The next two tips for visiting Costa Rica deal with travel by car within the country. During our week-long trip, we traveled in a loop from San Jose up through San Ramon to Arenal Volcano over to Manuel Antonio National Park and back to San Jose. As we made our way around the loop we learned some things including:

  • There are a lot of mountains in Costa Rica. Not rolling hills. Mountains.
  • They like to build the roads following the contours of the mountains so you’re constantly going up, down, and around. Finding a straight, flat road in Costa Rica gets you as excited as receiving a full-size candy bar during trick-or-treating
  • The max speed limit is 80km/h (~50mph) even on their new toll road

Combine all of that with a large number of slow-moving trucks and almost all roads being one lane in each direction and you end up with longer than expected travel times.

View of dirt road with mountains in the distance
Breathtaking scenery but nary a straight road to be found

For example, one of our transfers was between Hotel Arenal Manoa near Arenal Volcano and Si Como No next to Manuel Antonio National Park. The route we took: 250km (155 miles). In the US, that’s typically 2.5 to 3 hours. In Costa Rica, when the driver showed up he said, “Normally, this is a six-hour drive. Today, given holiday traffic it will probably be closer to 7.” We pulled into Si Como No 7.5 hours later (including one 45 minute stop for lunch).

FI Road Tip: Note that Google Maps estimated our time on that route to only be 4.5 hours without traffic. So be cautious about trusting mapping software when planning drive times in Costa Rica

If you go to Costa Rica, plan for some longer than expected travel times. Fortunately, the scenery out your window is amazing throughout the country so sit back and soak it all in as it slowly goes by.

Jeeves, Get My Car

There are plenty of tourists in Costa Rica that rent cars and drive around the country. We were not them and after our trip, I am OK with that.

We booked our travel through a travel agency and they arranged all of the transfers to/from the airport, between hotels, and to/from our daily excursions. Other than that we either walked or took a cab.

I am a huge fan of road trips and love being behind the wheel. So why did I enjoy being a passenger in Costa Rica?

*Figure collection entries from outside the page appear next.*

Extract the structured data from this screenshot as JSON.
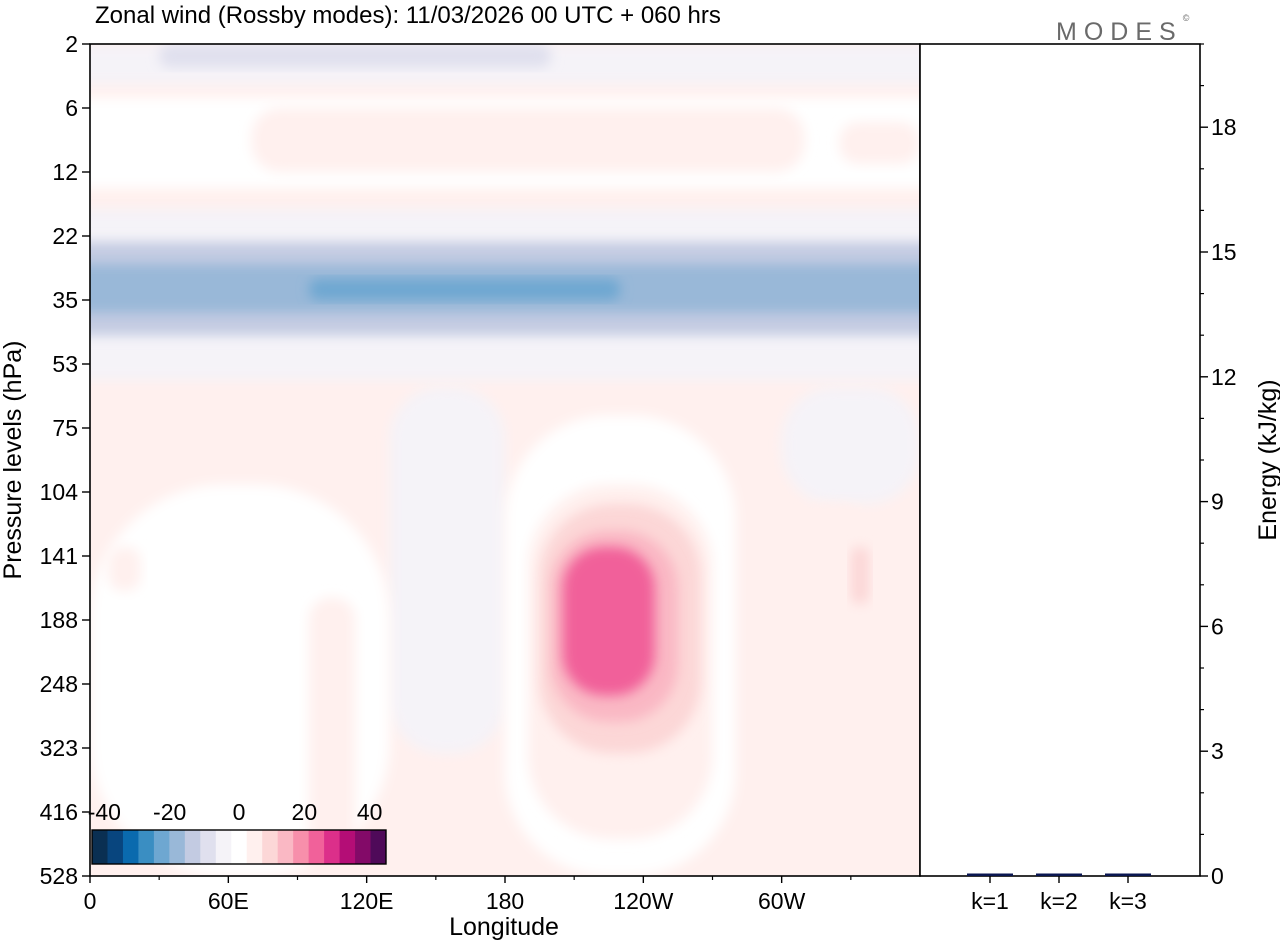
{
  "chart_data": [
    {
      "type": "heatmap",
      "title": "Zonal wind (Rossby modes):  11/03/2026  00 UTC  + 060 hrs",
      "xlabel": "Longitude",
      "ylabel": "Pressure levels (hPa)",
      "x_ticks": [
        "0",
        "60E",
        "120E",
        "180",
        "120W",
        "60W"
      ],
      "x_tick_values": [
        0,
        60,
        120,
        180,
        240,
        300
      ],
      "xlim": [
        0,
        360
      ],
      "y_ticks": [
        "2",
        "6",
        "12",
        "22",
        "35",
        "53",
        "75",
        "104",
        "141",
        "188",
        "248",
        "323",
        "416",
        "528"
      ],
      "colorbar": {
        "ticks": [
          "-40",
          "-20",
          "0",
          "20",
          "40"
        ],
        "range": [
          -45,
          45
        ],
        "step": 5,
        "colors": [
          "#0a2f52",
          "#08457e",
          "#0a6aae",
          "#3a8ec2",
          "#6ea7d1",
          "#99b8d8",
          "#c3cbe2",
          "#e0e0ee",
          "#f5f3f8",
          "#ffffff",
          "#fff0ee",
          "#fcd7d7",
          "#fab8c4",
          "#f78fab",
          "#f1619a",
          "#dc2f8a",
          "#b40d76",
          "#830a68",
          "#4f0a59"
        ]
      },
      "regions": [
        {
          "value": -3,
          "lon": [
            0,
            360
          ],
          "p": [
            2,
            4
          ]
        },
        {
          "value": -8,
          "lon": [
            30,
            200
          ],
          "p": [
            2,
            3
          ]
        },
        {
          "value": 3,
          "lon": [
            0,
            360
          ],
          "p": [
            5,
            14
          ]
        },
        {
          "value": 6,
          "lon": [
            70,
            310
          ],
          "p": [
            6,
            12
          ]
        },
        {
          "value": 8,
          "lon": [
            325,
            360
          ],
          "p": [
            7,
            11
          ]
        },
        {
          "value": -4,
          "lon": [
            0,
            360
          ],
          "p": [
            17,
            58
          ]
        },
        {
          "value": -12,
          "lon": [
            0,
            360
          ],
          "p": [
            23,
            44
          ]
        },
        {
          "value": -18,
          "lon": [
            0,
            360
          ],
          "p": [
            27,
            38
          ]
        },
        {
          "value": -22,
          "lon": [
            95,
            230
          ],
          "p": [
            30,
            35
          ]
        },
        {
          "value": -3,
          "lon": [
            130,
            180
          ],
          "p": [
            60,
            330
          ]
        },
        {
          "value": -1,
          "lon": [
            300,
            360
          ],
          "p": [
            60,
            110
          ]
        },
        {
          "value": 2,
          "lon": [
            0,
            130
          ],
          "p": [
            100,
            528
          ]
        },
        {
          "value": 2,
          "lon": [
            180,
            280
          ],
          "p": [
            70,
            528
          ]
        },
        {
          "value": 6,
          "lon": [
            190,
            270
          ],
          "p": [
            100,
            460
          ]
        },
        {
          "value": 10,
          "lon": [
            195,
            265
          ],
          "p": [
            110,
            330
          ]
        },
        {
          "value": 16,
          "lon": [
            200,
            255
          ],
          "p": [
            125,
            290
          ]
        },
        {
          "value": 25,
          "lon": [
            205,
            245
          ],
          "p": [
            135,
            260
          ]
        },
        {
          "value": 6,
          "lon": [
            95,
            115
          ],
          "p": [
            170,
            528
          ]
        },
        {
          "value": 6,
          "lon": [
            305,
            340
          ],
          "p": [
            110,
            250
          ]
        },
        {
          "value": 10,
          "lon": [
            330,
            338
          ],
          "p": [
            135,
            175
          ]
        },
        {
          "value": 5,
          "lon": [
            292,
            315
          ],
          "p": [
            320,
            450
          ]
        },
        {
          "value": 5,
          "lon": [
            8,
            22
          ],
          "p": [
            135,
            165
          ]
        }
      ]
    },
    {
      "type": "bar",
      "categories": [
        "k=1",
        "k=2",
        "k=3"
      ],
      "values": [
        0.05,
        0.04,
        0.03
      ],
      "ylabel": "Energy (kJ/kg)",
      "y_ticks": [
        "0",
        "3",
        "6",
        "9",
        "12",
        "15",
        "18"
      ],
      "ylim": [
        0,
        20
      ],
      "bar_color": "#0a1650"
    }
  ],
  "brand": {
    "name": "MODES",
    "mark": "©"
  }
}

  • Road conditions – Potholes littered some of the roads we traveled. An experienced driver provided us with a bit less rocking and rolling
  • Road rules – The drivers in Costa Rica pass other cars whenever they can. I liked that part since there are plenty of times in the US when I would love to pass a slow driver except for that darn solid double yellow line in the middle of the road. There is an in-country etiquette to passing in Costa Rica that comes naturally to natives
  • Road topology – The geography of the country means that you are almost always going uphill or downhill, around a big curve, facing off with another car on a one-lane bridge, dealing with deep rain gutters on the side of the road, etc. Driving in Costa Rica is not just opening the windows and letting the wind blow through your hair as you cruise down the coast
Traveling in a Costa Rica transfer van
The smiles of people not having to navigate Costa Rica roads on their own

For example, we knew that our first hotel, Villa Blanca, was in a cloud forest at the end of a 9km (~5mi) road. What we didn’t know is that the road was a one lane, unpaved, dirt road with potholes the size of basketballs. I was more than happy to have a Costa Rican at the wheel as he took over 30 minutes just to navigate those last 5 miles to the hotel.

While it was a bit stressful just being a passenger on some of the roads, my wife and I arrived at our destination more relaxed than if we had driven ourselves.